Stone Hearth Bakery took home gold in the small business of the year category and silver in the innovative business of the year category at the 2017 Halifax Business Awards, hosted by the Halifax Chamber of Commerce.

'It gives you a sense of worth in holding a job and doing it well'

Stone Hearth Bakery has operated since 1982 and is located in the Bayers Road Centre. (Paul Palmeter/CBC)

A Halifax bakery aimed at helping people who live with mental illness and experience barriers to employment has won two business awards.

Stone Hearth Bakery took home gold in the small business of the year category and silver in the innovative business of the year category at the 2017 Halifax Business Awards, hosted by the Halifax Chamber of Commerce.

"From a social perspective we do good work and we are well-known in the social community," said Dave Rideout, CEO of MetroWorks Employment Association, the company that operates the bakery.

"But winning the business award actually validates our business model that we are actually running a good business here."

The bakery has won two awards in the 2017 Halifax Business Awards. (Paul Palmeter/CBC)

Established in 1982, Stone Hearth Bakery is located in the bowels of the Bayers Road Centre.

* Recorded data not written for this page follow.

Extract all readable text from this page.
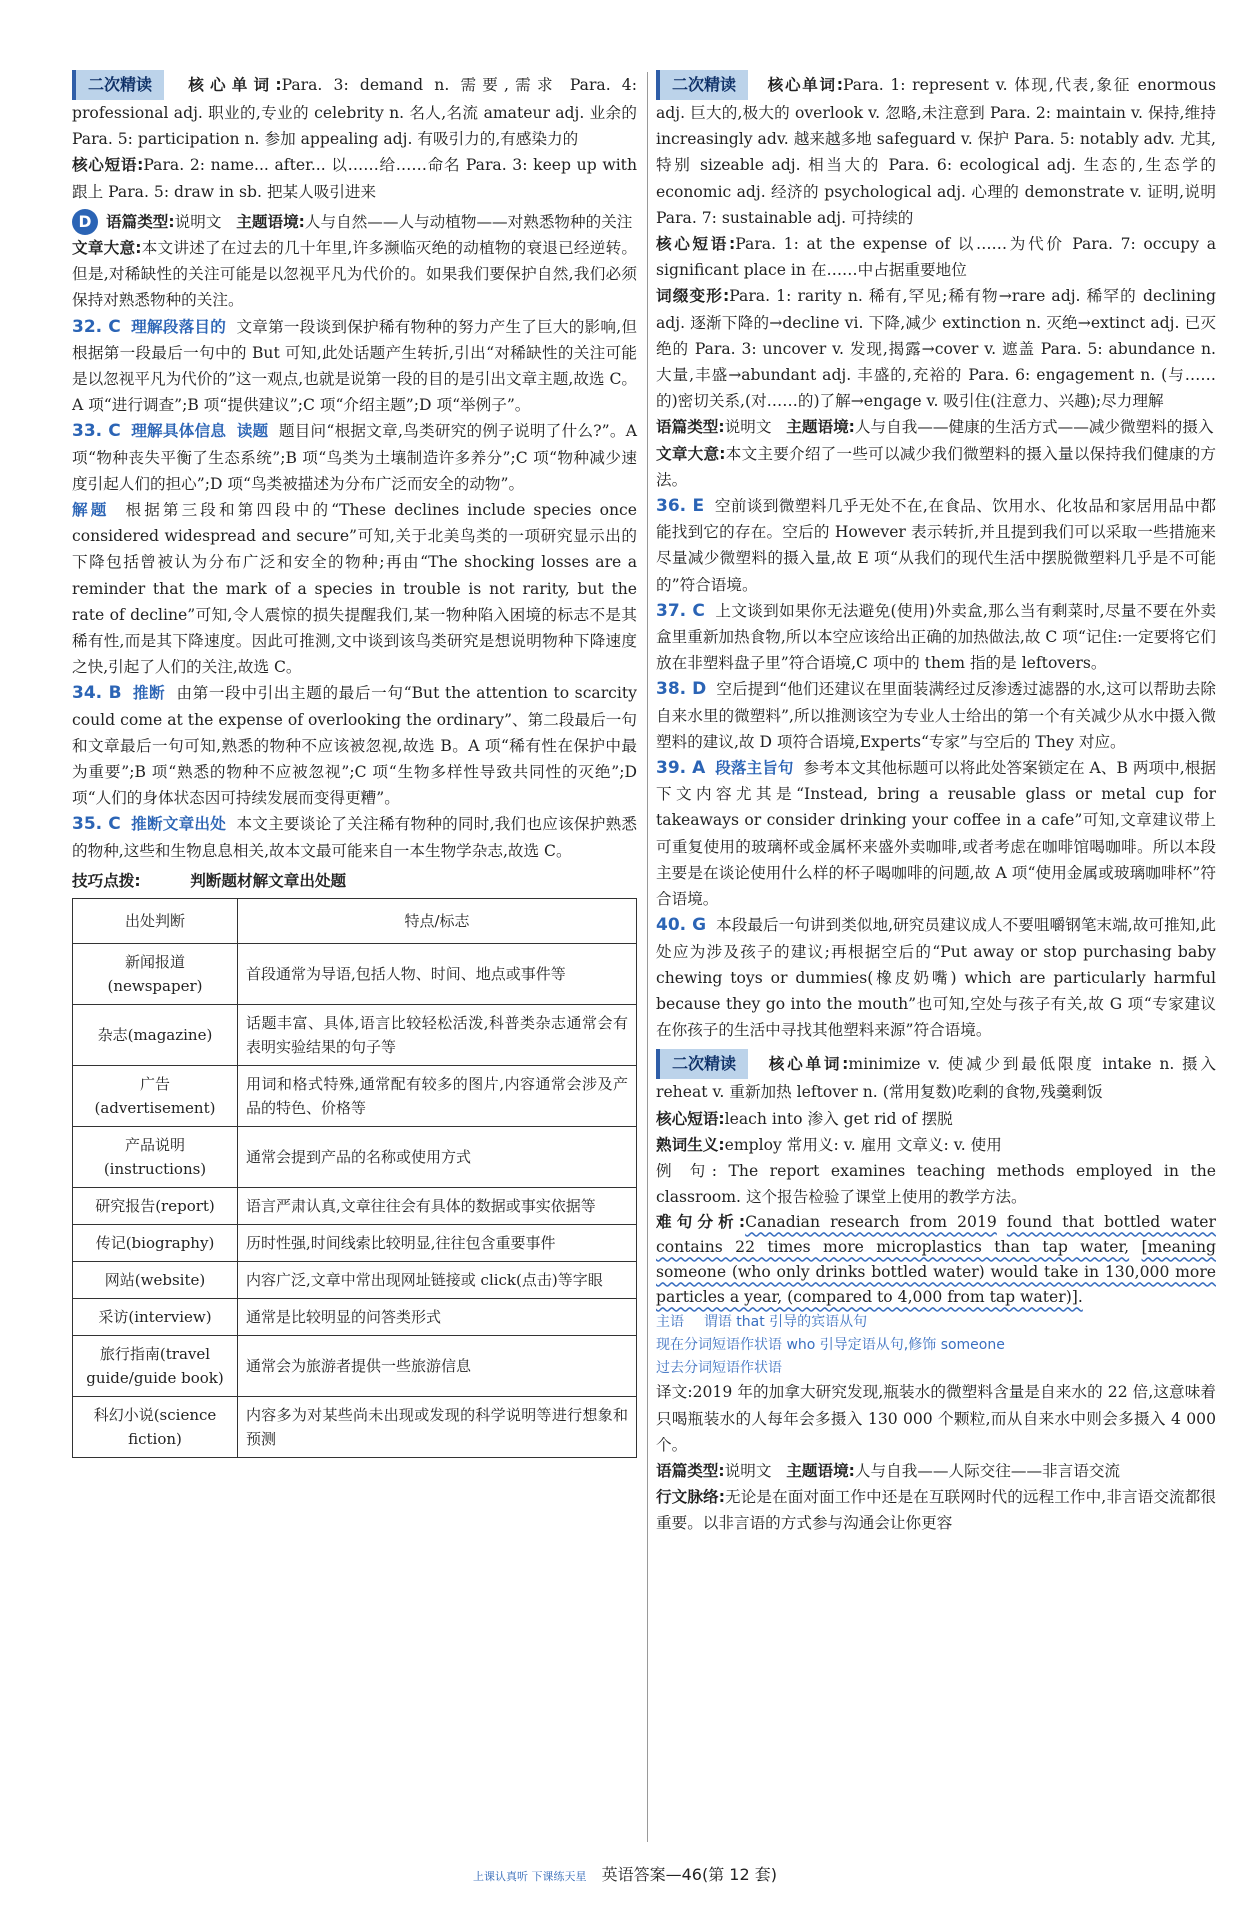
二次精读 核心单词:Para. 3: demand n. 需要,需求 Para. 4: professional adj. 职业的,专业的 celebrity n. 名人,名流 amateur adj. 业余的 Para. 5: participation n. 参加 appealing adj. 有吸引力的,有感染力的

核心短语:Para. 2: name... after... 以……给……命名 Para. 3: keep up with 跟上 Para. 5: draw in sb. 把某人吸引进来

D 语篇类型:说明文 主题语境:人与自然——人与动植物——对熟悉物种的关注

文章大意:本文讲述了在过去的几十年里,许多濒临灭绝的动植物的衰退已经逆转。但是,对稀缺性的关注可能是以忽视平凡为代价的。如果我们要保护自然,我们必须保持对熟悉物种的关注。

32. C 理解段落目的 文章第一段谈到保护稀有物种的努力产生了巨大的影响,但根据第一段最后一句中的 But 可知,此处话题产生转折,引出“对稀缺性的关注可能是以忽视平凡为代价的”这一观点,也就是说第一段的目的是引出文章主题,故选 C。A 项“进行调查”;B 项“提供建议”;C 项“介绍主题”;D 项“举例子”。

33. C 理解具体信息 读题 题目问“根据文章,鸟类研究的例子说明了什么?”。A 项“物种丧失平衡了生态系统”;B 项“鸟类为土壤制造许多养分”;C 项“物种减少速度引起人们的担心”;D 项“鸟类被描述为分布广泛而安全的动物”。

解题 根据第三段和第四段中的“These declines include species once considered widespread and secure”可知,关于北美鸟类的一项研究显示出的下降包括曾被认为分布广泛和安全的物种;再由“The shocking losses are a reminder that the mark of a species in trouble is not rarity, but the rate of decline”可知,令人震惊的损失提醒我们,某一物种陷入困境的标志不是其稀有性,而是其下降速度。因此可推测,文中谈到该鸟类研究是想说明物种下降速度之快,引起了人们的关注,故选 C。

34. B 推断 由第一段中引出主题的最后一句“But the attention to scarcity could come at the expense of overlooking the ordinary”、第二段最后一句和文章最后一句可知,熟悉的物种不应该被忽视,故选 B。A 项“稀有性在保护中最为重要”;B 项“熟悉的物种不应被忽视”;C 项“生物多样性导致共同性的灭绝”;D 项“人们的身体状态因可持续发展而变得更糟”。

35. C 推断文章出处 本文主要谈论了关注稀有物种的同时,我们也应该保护熟悉的物种,这些和生物息息相关,故本文最可能来自一本生物学杂志,故选 C。

技巧点拨:	判断题材解文章出处题

出处判断	特点/标志
新闻报道(newspaper)	首段通常为导语,包括人物、时间、地点或事件等
杂志(magazine)	话题丰富、具体,语言比较轻松活泼,科普类杂志通常会有表明实验结果的句子等
广告(advertisement)	用词和格式特殊,通常配有较多的图片,内容通常会涉及产品的特色、价格等
产品说明(instructions)	通常会提到产品的名称或使用方式
研究报告(report)	语言严肃认真,文章往往会有具体的数据或事实依据等
传记(biography)	历时性强,时间线索比较明显,往往包含重要事件
网站(website)	内容广泛,文章中常出现网址链接或 click(点击)等字眼
采访(interview)	通常是比较明显的问答类形式
旅行指南(travel guide/guide book)	通常会为旅游者提供一些旅游信息
科幻小说(science fiction)	内容多为对某些尚未出现或发现的科学说明等进行想象和预测

二次精读 核心单词:Para. 1: represent v. 体现,代表,象征 enormous adj. 巨大的,极大的 overlook v. 忽略,未注意到 Para. 2: maintain v. 保持,维持 increasingly adv. 越来越多地 safeguard v. 保护 Para. 5: notably adv. 尤其,特别 sizeable adj. 相当大的 Para. 6: ecological adj. 生态的,生态学的 economic adj. 经济的 psychological adj. 心理的 demonstrate v. 证明,说明 Para. 7: sustainable adj. 可持续的

核心短语:Para. 1: at the expense of 以……为代价 Para. 7: occupy a significant place in 在……中占据重要地位

词缀变形:Para. 1: rarity n. 稀有,罕见;稀有物→rare adj. 稀罕的 declining adj. 逐渐下降的→decline vi. 下降,减少 extinction n. 灭绝→extinct adj. 已灭绝的 Para. 3: uncover v. 发现,揭露→cover v. 遮盖 Para. 5: abundance n. 大量,丰盛→abundant adj. 丰盛的,充裕的 Para. 6: engagement n. (与……的)密切关系,(对……的)了解→engage v. 吸引住(注意力、兴趣);尽力理解

语篇类型:说明文 主题语境:人与自我——健康的生活方式——减少微塑料的摄入

文章大意:本文主要介绍了一些可以减少我们微塑料的摄入量以保持我们健康的方法。

36. E 空前谈到微塑料几乎无处不在,在食品、饮用水、化妆品和家居用品中都能找到它的存在。空后的 However 表示转折,并且提到我们可以采取一些措施来尽量减少微塑料的摄入量,故 E 项“从我们的现代生活中摆脱微塑料几乎是不可能的”符合语境。

37. C 上文谈到如果你无法避免(使用)外卖盒,那么当有剩菜时,尽量不要在外卖盒里重新加热食物,所以本空应该给出正确的加热做法,故 C 项“记住:一定要将它们放在非塑料盘子里”符合语境,C 项中的 them 指的是 leftovers。

38. D 空后提到“他们还建议在里面装满经过反渗透过滤器的水,这可以帮助去除自来水里的微塑料”,所以推测该空为专业人士给出的第一个有关减少从水中摄入微塑料的建议,故 D 项符合语境,Experts“专家”与空后的 They 对应。

39. A 段落主旨句 参考本文其他标题可以将此处答案锁定在 A、B 两项中,根据下文内容尤其是“Instead, bring a reusable glass or metal cup for takeaways or consider drinking your coffee in a cafe”可知,文章建议带上可重复使用的玻璃杯或金属杯来盛外卖咖啡,或者考虑在咖啡馆喝咖啡。所以本段主要是在谈论使用什么样的杯子喝咖啡的问题,故 A 项“使用金属或玻璃咖啡杯”符合语境。

40. G 本段最后一句讲到类似地,研究员建议成人不要咀嚼钢笔末端,故可推知,此处应为涉及孩子的建议;再根据空后的“Put away or stop purchasing baby chewing toys or dummies(橡皮奶嘴) which are particularly harmful because they go into the mouth”也可知,空处与孩子有关,故 G 项“专家建议在你孩子的生活中寻找其他塑料来源”符合语境。

二次精读 核心单词:minimize v. 使减少到最低限度 intake n. 摄入 reheat v. 重新加热 leftover n. (常用复数)吃剩的食物,残羹剩饭

核心短语:leach into 渗入 get rid of 摆脱

熟词生义:employ 常用义: v. 雇用 文章义: v. 使用

例 句: The report examines teaching methods employed in the classroom. 这个报告检验了课堂上使用的教学方法。

难句分析:Canadian research from 2019 found that bottled water contains 22 times more microplastics than tap water, [meaning someone (who only drinks bottled water) would take in 130,000 more particles a year, (compared to 4,000 from tap water)].

主语 谓语 that 引导的宾语从句
现在分词短语作状语 who 引导定语从句,修饰 someone
过去分词短语作状语

译文:2019 年的加拿大研究发现,瓶装水的微塑料含量是自来水的 22 倍,这意味着只喝瓶装水的人每年会多摄入 130 000 个颗粒,而从自来水中则会多摄入 4 000 个。

语篇类型:说明文 主题语境:人与自我——人际交往——非言语交流

行文脉络:无论是在面对面工作中还是在互联网时代的远程工作中,非言语交流都很重要。以非言语的方式参与沟通会让你更容

上课认真听 下课练天星 英语答案—46(第 12 套)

The company takes all proceeds from the sale of bakery products and reinvests them into training and employment opportunities for people struggling to find work.

"Back in the 1980s, when the organization was relatively young, we were a world innovator in this blend of social enterprise and using these business models to help employ these disadvantaged people in our communities," said Rideout.

"People from all over the world came to Halifax and I think through the years we've been able to continue on that model."

'Lot of courage and inspiration'

Stone Hearth Bakery supplies European style bakery products to major grocery stores as well as restaurants.

Each year approximately 65 people go through the bakery training program.

"You have to have a lot of courage and inspiration, not only from yourself, but others who help you through the program," said Leah MacDonald, who went through the training program and sells bread at a Stone Hearth Bakery kiosk in Halifax.

"It gives you a sense of worth in holding a job and doing it well."